Commentary
Video
The clinical research director of the UCSF Multiple Sclerosis Center discussed the early-onset progression in multiple sclerosis and emphasized the need for targeted therapies in this patient population. [WATCH TIME: 6 minutes]
WATCH TIME: 6 minutes
"Once you develop highly effective therapies, which we have, you suppress the relapsing activity and guess what you see? This insidious decline in function that begins very early on."
In a previously reported prospective cohort, more than half of the participating patients with relapsing multiple sclerosis (MS) accumulated a significant new disability by 10 years of follow-up and using no evidence of disease activity did not predict long-term stability at 2 years.1 Published in Annals of Neurology, a prior study showed that long-term worsening was common among patients with relapsing MS, was largely independent of relapse activity, and was also associated with accelerated brain atrophy.2 Based on these findings, lead author Bruce Cree, MD, PhD, MAS, FAAN, and colleagues proposed the term “silent progression” to describe the insidious disability that accrued in several patients who fit the traditional criteria for relapsing-remitting MS.
At the 2024 Consortium of Multiple Sclerosis Centers (CMSC) Annual Meeting, held May 29 to June 1, in Nashville, Tennessee, Cree will participate as a speaker in a symposium surrounding silent progression in MS. Other expert speakers will include Gabriel Pardo, MD, founding director of the Multiple Sclerosis Center of Excellence at Oklahoma Medical Research Foundation, who plans to talk about biomarkers in MS. In addition, Irene Cortese, MD, director of the Experimental Immunotherapeutics Unit at National Institute of Neurological Disorders and Stroke, will speak on progressive multifocal leukoencephalopathy and Corey C. Ford, MD, PhD, professor of neurology at the University of New Mexico, will chair the speaker event.
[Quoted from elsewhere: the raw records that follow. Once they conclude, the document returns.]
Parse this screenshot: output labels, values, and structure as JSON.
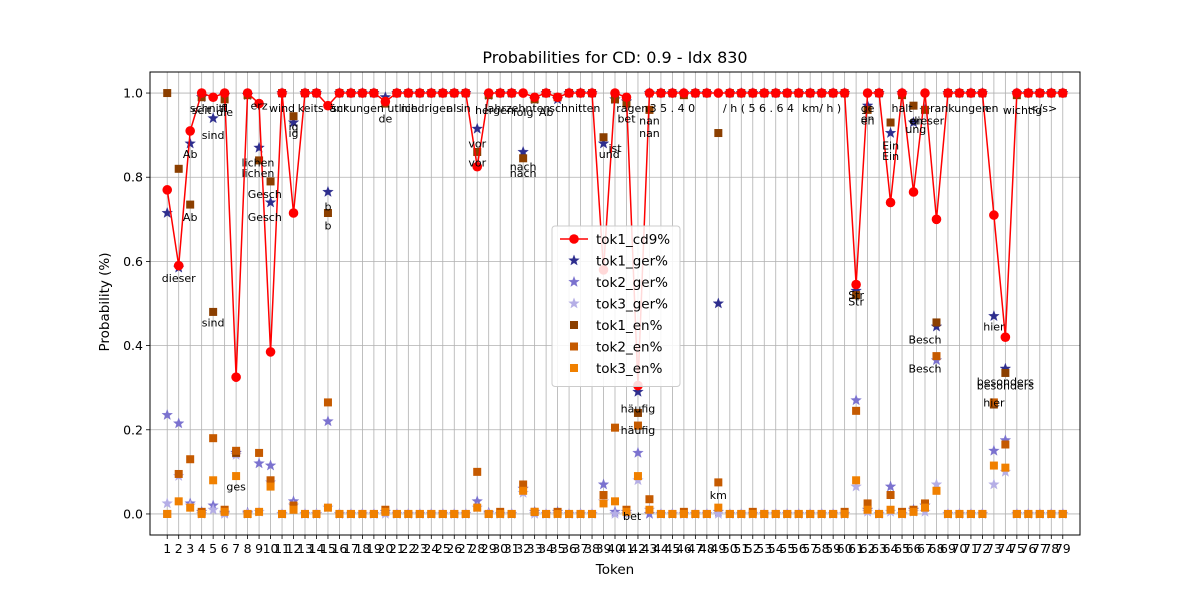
{
  "chart_data": {
    "type": "line",
    "title": "Probabilities for CD: 0.9 - Idx 830",
    "xlabel": "Token",
    "ylabel": "Probability (%)",
    "x": [
      1,
      2,
      3,
      4,
      5,
      6,
      7,
      8,
      9,
      10,
      11,
      12,
      13,
      14,
      15,
      16,
      17,
      18,
      19,
      20,
      21,
      22,
      23,
      24,
      25,
      26,
      27,
      28,
      29,
      30,
      31,
      32,
      33,
      34,
      35,
      36,
      37,
      38,
      39,
      40,
      41,
      42,
      43,
      44,
      45,
      46,
      47,
      48,
      49,
      50,
      51,
      52,
      53,
      54,
      55,
      56,
      57,
      58,
      59,
      60,
      61,
      62,
      63,
      64,
      65,
      66,
      67,
      68,
      69,
      70,
      71,
      72,
      73,
      74,
      75,
      76,
      77,
      78,
      79
    ],
    "xlim": [
      -0.5,
      80.5
    ],
    "ylim": [
      -0.05,
      1.05
    ],
    "yticks": [
      0.0,
      0.2,
      0.4,
      0.6,
      0.8,
      1.0
    ],
    "grid": true,
    "legend_position": "center",
    "series": [
      {
        "name": "tok1_cd9%",
        "color": "#ff0000",
        "marker": "circle",
        "line": true,
        "values": [
          0.77,
          0.59,
          0.91,
          1.0,
          0.99,
          1.0,
          0.325,
          1.0,
          0.975,
          0.385,
          1.0,
          0.715,
          1.0,
          1.0,
          0.97,
          1.0,
          1.0,
          1.0,
          1.0,
          0.98,
          1.0,
          1.0,
          1.0,
          1.0,
          1.0,
          1.0,
          1.0,
          0.825,
          1.0,
          1.0,
          1.0,
          1.0,
          0.99,
          1.0,
          0.99,
          1.0,
          1.0,
          1.0,
          0.58,
          1.0,
          0.99,
          0.305,
          1.0,
          1.0,
          1.0,
          1.0,
          1.0,
          1.0,
          1.0,
          1.0,
          1.0,
          1.0,
          1.0,
          1.0,
          1.0,
          1.0,
          1.0,
          1.0,
          1.0,
          1.0,
          0.545,
          1.0,
          1.0,
          0.74,
          1.0,
          0.765,
          1.0,
          0.7,
          1.0,
          1.0,
          1.0,
          1.0,
          0.71,
          0.42,
          1.0,
          1.0,
          1.0,
          1.0,
          1.0
        ]
      },
      {
        "name": "tok1_ger%",
        "color": "#2e2e8e",
        "marker": "star",
        "values": [
          0.715,
          0.585,
          0.88,
          0.99,
          0.94,
          0.995,
          0.145,
          0.995,
          0.87,
          0.74,
          1.0,
          0.93,
          1.0,
          1.0,
          0.765,
          1.0,
          1.0,
          1.0,
          1.0,
          0.99,
          1.0,
          1.0,
          1.0,
          1.0,
          1.0,
          1.0,
          1.0,
          0.915,
          0.995,
          1.0,
          1.0,
          0.86,
          0.985,
          1.0,
          0.985,
          1.0,
          1.0,
          1.0,
          0.88,
          0.985,
          0.98,
          0.29,
          1.0,
          1.0,
          1.0,
          1.0,
          1.0,
          1.0,
          0.5,
          1.0,
          1.0,
          1.0,
          1.0,
          1.0,
          1.0,
          1.0,
          1.0,
          1.0,
          1.0,
          1.0,
          0.53,
          0.97,
          1.0,
          0.905,
          1.0,
          0.93,
          0.96,
          0.445,
          1.0,
          1.0,
          1.0,
          1.0,
          0.47,
          0.345,
          1.0,
          1.0,
          1.0,
          1.0,
          1.0
        ]
      },
      {
        "name": "tok2_ger%",
        "color": "#7b72cf",
        "marker": "star",
        "values": [
          0.235,
          0.215,
          0.025,
          0.005,
          0.02,
          0.003,
          0.145,
          0.003,
          0.12,
          0.115,
          0.0,
          0.03,
          0.0,
          0.0,
          0.22,
          0.0,
          0.0,
          0.0,
          0.0,
          0.005,
          0.0,
          0.0,
          0.0,
          0.0,
          0.0,
          0.0,
          0.0,
          0.03,
          0.003,
          0.0,
          0.0,
          0.06,
          0.005,
          0.0,
          0.005,
          0.0,
          0.0,
          0.0,
          0.07,
          0.005,
          0.005,
          0.145,
          0.0,
          0.0,
          0.0,
          0.0,
          0.0,
          0.0,
          0.005,
          0.0,
          0.0,
          0.0,
          0.0,
          0.0,
          0.0,
          0.0,
          0.0,
          0.0,
          0.0,
          0.0,
          0.27,
          0.01,
          0.0,
          0.065,
          0.0,
          0.01,
          0.02,
          0.365,
          0.0,
          0.0,
          0.0,
          0.0,
          0.15,
          0.175,
          0.0,
          0.0,
          0.0,
          0.0,
          0.0
        ]
      },
      {
        "name": "tok3_ger%",
        "color": "#b5aee6",
        "marker": "star",
        "values": [
          0.025,
          0.09,
          0.02,
          0.0,
          0.01,
          0.0,
          0.14,
          0.0,
          0.005,
          0.075,
          0.0,
          0.02,
          0.0,
          0.0,
          0.015,
          0.0,
          0.0,
          0.0,
          0.0,
          0.0,
          0.0,
          0.0,
          0.0,
          0.0,
          0.0,
          0.0,
          0.0,
          0.015,
          0.0,
          0.0,
          0.0,
          0.05,
          0.0,
          0.0,
          0.0,
          0.0,
          0.0,
          0.0,
          0.03,
          0.0,
          0.0,
          0.08,
          0.01,
          0.0,
          0.0,
          0.0,
          0.0,
          0.0,
          0.0,
          0.0,
          0.0,
          0.0,
          0.0,
          0.0,
          0.0,
          0.0,
          0.0,
          0.0,
          0.0,
          0.0,
          0.065,
          0.005,
          0.0,
          0.005,
          0.0,
          0.005,
          0.005,
          0.07,
          0.0,
          0.0,
          0.0,
          0.0,
          0.07,
          0.1,
          0.0,
          0.0,
          0.0,
          0.0,
          0.0
        ]
      },
      {
        "name": "tok1_en%",
        "color": "#8b3f00",
        "marker": "square",
        "values": [
          1.0,
          0.82,
          0.735,
          0.99,
          0.48,
          0.985,
          0.145,
          0.995,
          0.84,
          0.79,
          1.0,
          0.945,
          1.0,
          1.0,
          0.715,
          1.0,
          1.0,
          1.0,
          1.0,
          0.975,
          1.0,
          1.0,
          1.0,
          1.0,
          1.0,
          1.0,
          1.0,
          0.86,
          0.995,
          1.0,
          1.0,
          0.845,
          0.985,
          1.0,
          0.99,
          1.0,
          1.0,
          1.0,
          0.895,
          0.985,
          0.975,
          0.24,
          0.96,
          1.0,
          1.0,
          0.995,
          1.0,
          1.0,
          0.905,
          1.0,
          1.0,
          1.0,
          1.0,
          1.0,
          1.0,
          1.0,
          1.0,
          1.0,
          1.0,
          1.0,
          0.52,
          0.96,
          1.0,
          0.93,
          0.995,
          0.97,
          0.96,
          0.455,
          1.0,
          1.0,
          1.0,
          1.0,
          0.26,
          0.335,
          0.995,
          1.0,
          1.0,
          1.0,
          1.0
        ]
      },
      {
        "name": "tok2_en%",
        "color": "#c55a00",
        "marker": "square",
        "values": [
          0.0,
          0.095,
          0.13,
          0.005,
          0.18,
          0.01,
          0.15,
          0.0,
          0.145,
          0.08,
          0.0,
          0.02,
          0.0,
          0.0,
          0.265,
          0.0,
          0.0,
          0.0,
          0.0,
          0.01,
          0.0,
          0.0,
          0.0,
          0.0,
          0.0,
          0.0,
          0.0,
          0.1,
          0.0,
          0.005,
          0.0,
          0.07,
          0.005,
          0.0,
          0.005,
          0.0,
          0.0,
          0.0,
          0.045,
          0.205,
          0.01,
          0.21,
          0.035,
          0.0,
          0.0,
          0.005,
          0.0,
          0.0,
          0.075,
          0.0,
          0.0,
          0.005,
          0.0,
          0.0,
          0.0,
          0.0,
          0.0,
          0.0,
          0.0,
          0.005,
          0.245,
          0.025,
          0.0,
          0.045,
          0.005,
          0.01,
          0.025,
          0.375,
          0.0,
          0.0,
          0.0,
          0.0,
          0.265,
          0.165,
          0.0,
          0.0,
          0.0,
          0.0,
          0.0
        ]
      },
      {
        "name": "tok3_en%",
        "color": "#f08000",
        "marker": "square",
        "values": [
          0.0,
          0.03,
          0.015,
          0.0,
          0.08,
          0.005,
          0.09,
          0.0,
          0.005,
          0.065,
          0.0,
          0.01,
          0.0,
          0.0,
          0.015,
          0.0,
          0.0,
          0.0,
          0.0,
          0.005,
          0.0,
          0.0,
          0.0,
          0.0,
          0.0,
          0.0,
          0.0,
          0.015,
          0.0,
          0.0,
          0.0,
          0.055,
          0.005,
          0.0,
          0.0,
          0.0,
          0.0,
          0.0,
          0.025,
          0.03,
          0.005,
          0.09,
          0.01,
          0.0,
          0.0,
          0.0,
          0.0,
          0.0,
          0.015,
          0.0,
          0.0,
          0.0,
          0.0,
          0.0,
          0.0,
          0.0,
          0.0,
          0.0,
          0.0,
          0.0,
          0.08,
          0.01,
          0.0,
          0.01,
          0.0,
          0.005,
          0.015,
          0.055,
          0.0,
          0.0,
          0.0,
          0.0,
          0.115,
          0.11,
          0.0,
          0.0,
          0.0,
          0.0,
          0.0
        ]
      }
    ],
    "annotations": [
      {
        "x": 2,
        "y": 0.56,
        "text": "dieser"
      },
      {
        "x": 3,
        "y": 0.855,
        "text": "Ab"
      },
      {
        "x": 3,
        "y": 0.705,
        "text": "Ab"
      },
      {
        "x": 4,
        "y": 0.96,
        "text": "seit"
      },
      {
        "x": 4.6,
        "y": 0.965,
        "text": "schnitt"
      },
      {
        "x": 5,
        "y": 0.9,
        "text": "sind"
      },
      {
        "x": 5,
        "y": 0.455,
        "text": "sind"
      },
      {
        "x": 6,
        "y": 0.955,
        "text": "die"
      },
      {
        "x": 6,
        "y": 0.965,
        "text": "fl"
      },
      {
        "x": 7,
        "y": 0.065,
        "text": "ges"
      },
      {
        "x": 9,
        "y": 0.97,
        "text": "erz"
      },
      {
        "x": 8.9,
        "y": 0.835,
        "text": "lichen"
      },
      {
        "x": 8.9,
        "y": 0.81,
        "text": "lichen"
      },
      {
        "x": 9.5,
        "y": 0.76,
        "text": "Gesch"
      },
      {
        "x": 9.5,
        "y": 0.705,
        "text": "Gesch"
      },
      {
        "x": 11,
        "y": 0.965,
        "text": "wind"
      },
      {
        "x": 12,
        "y": 0.92,
        "text": "ig"
      },
      {
        "x": 12,
        "y": 0.905,
        "text": "ig"
      },
      {
        "x": 13.5,
        "y": 0.965,
        "text": "keits"
      },
      {
        "x": 15,
        "y": 0.73,
        "text": "b"
      },
      {
        "x": 15,
        "y": 0.685,
        "text": "b"
      },
      {
        "x": 16,
        "y": 0.965,
        "text": "scr"
      },
      {
        "x": 17.5,
        "y": 0.965,
        "text": "änkungen"
      },
      {
        "x": 20,
        "y": 0.94,
        "text": "de"
      },
      {
        "x": 21.5,
        "y": 0.965,
        "text": "utlich"
      },
      {
        "x": 23.5,
        "y": 0.965,
        "text": "niedriger"
      },
      {
        "x": 26,
        "y": 0.965,
        "text": "als"
      },
      {
        "x": 27,
        "y": 0.965,
        "text": "in"
      },
      {
        "x": 28,
        "y": 0.88,
        "text": "vor"
      },
      {
        "x": 28,
        "y": 0.835,
        "text": "vor"
      },
      {
        "x": 29.5,
        "y": 0.96,
        "text": "hergen"
      },
      {
        "x": 31.5,
        "y": 0.965,
        "text": "Jahrzehnten"
      },
      {
        "x": 32,
        "y": 0.955,
        "text": "folg"
      },
      {
        "x": 32,
        "y": 0.825,
        "text": "nach"
      },
      {
        "x": 32,
        "y": 0.81,
        "text": "nach"
      },
      {
        "x": 34,
        "y": 0.955,
        "text": "Ab"
      },
      {
        "x": 36.5,
        "y": 0.965,
        "text": "schnitten"
      },
      {
        "x": 40,
        "y": 0.87,
        "text": "ist"
      },
      {
        "x": 39.5,
        "y": 0.855,
        "text": "und"
      },
      {
        "x": 41,
        "y": 0.94,
        "text": "bet"
      },
      {
        "x": 41.5,
        "y": 0.965,
        "text": "ragen"
      },
      {
        "x": 41,
        "y": -0.005,
        "text": "b"
      },
      {
        "x": 41.8,
        "y": -0.005,
        "text": "et"
      },
      {
        "x": 42,
        "y": 0.25,
        "text": "häufig"
      },
      {
        "x": 42,
        "y": 0.2,
        "text": "häufig"
      },
      {
        "x": 43,
        "y": 0.935,
        "text": "nan"
      },
      {
        "x": 43,
        "y": 0.905,
        "text": "nan"
      },
      {
        "x": 45,
        "y": 0.965,
        "text": "3 5 . 4 0"
      },
      {
        "x": 49,
        "y": 0.045,
        "text": "km"
      },
      {
        "x": 52.5,
        "y": 0.965,
        "text": "/ h ( 5 6 . 6 4"
      },
      {
        "x": 58,
        "y": 0.965,
        "text": "km/ h )"
      },
      {
        "x": 61,
        "y": 0.52,
        "text": "Str"
      },
      {
        "x": 61,
        "y": 0.505,
        "text": "Str"
      },
      {
        "x": 62,
        "y": 0.965,
        "text": "ge"
      },
      {
        "x": 62,
        "y": 0.94,
        "text": "en"
      },
      {
        "x": 62,
        "y": 0.935,
        "text": "en"
      },
      {
        "x": 64,
        "y": 0.875,
        "text": "Ein"
      },
      {
        "x": 64,
        "y": 0.85,
        "text": "Ein"
      },
      {
        "x": 65,
        "y": 0.965,
        "text": "halt"
      },
      {
        "x": 66.2,
        "y": 0.935,
        "text": "en"
      },
      {
        "x": 66.2,
        "y": 0.915,
        "text": "ung"
      },
      {
        "x": 67.2,
        "y": 0.935,
        "text": "dieser"
      },
      {
        "x": 67,
        "y": 0.415,
        "text": "Besch"
      },
      {
        "x": 67,
        "y": 0.345,
        "text": "Besch"
      },
      {
        "x": 70,
        "y": 0.965,
        "text": "rankungen"
      },
      {
        "x": 72.8,
        "y": 0.965,
        "text": "en"
      },
      {
        "x": 73,
        "y": 0.445,
        "text": "hier"
      },
      {
        "x": 73,
        "y": 0.265,
        "text": "hier"
      },
      {
        "x": 74,
        "y": 0.315,
        "text": "besonders"
      },
      {
        "x": 74,
        "y": 0.305,
        "text": "besonders"
      },
      {
        "x": 75.5,
        "y": 0.96,
        "text": "wichtig"
      },
      {
        "x": 77.3,
        "y": 0.965,
        "text": "</s>"
      }
    ]
  }
}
Prior to the symposium, Cree, the clinical research director of the UCSF Multiple Sclerosis Center, sat down in an interview with NeurologyLive® to discuss a little about what he plans to talk about at in the session, specifically on the future of MS therapeutics. In the interview, he spoke about the phenomenon of progression independent of relapsing activity in MS. Moreover, Cree explained how spinal cord imaging can help contribute to further understanding MS progression. Additionally, Cree shared his reactions to findings from recent clinical trials targeting progressive MS and spoke about the potential of studies in the future in this patient population.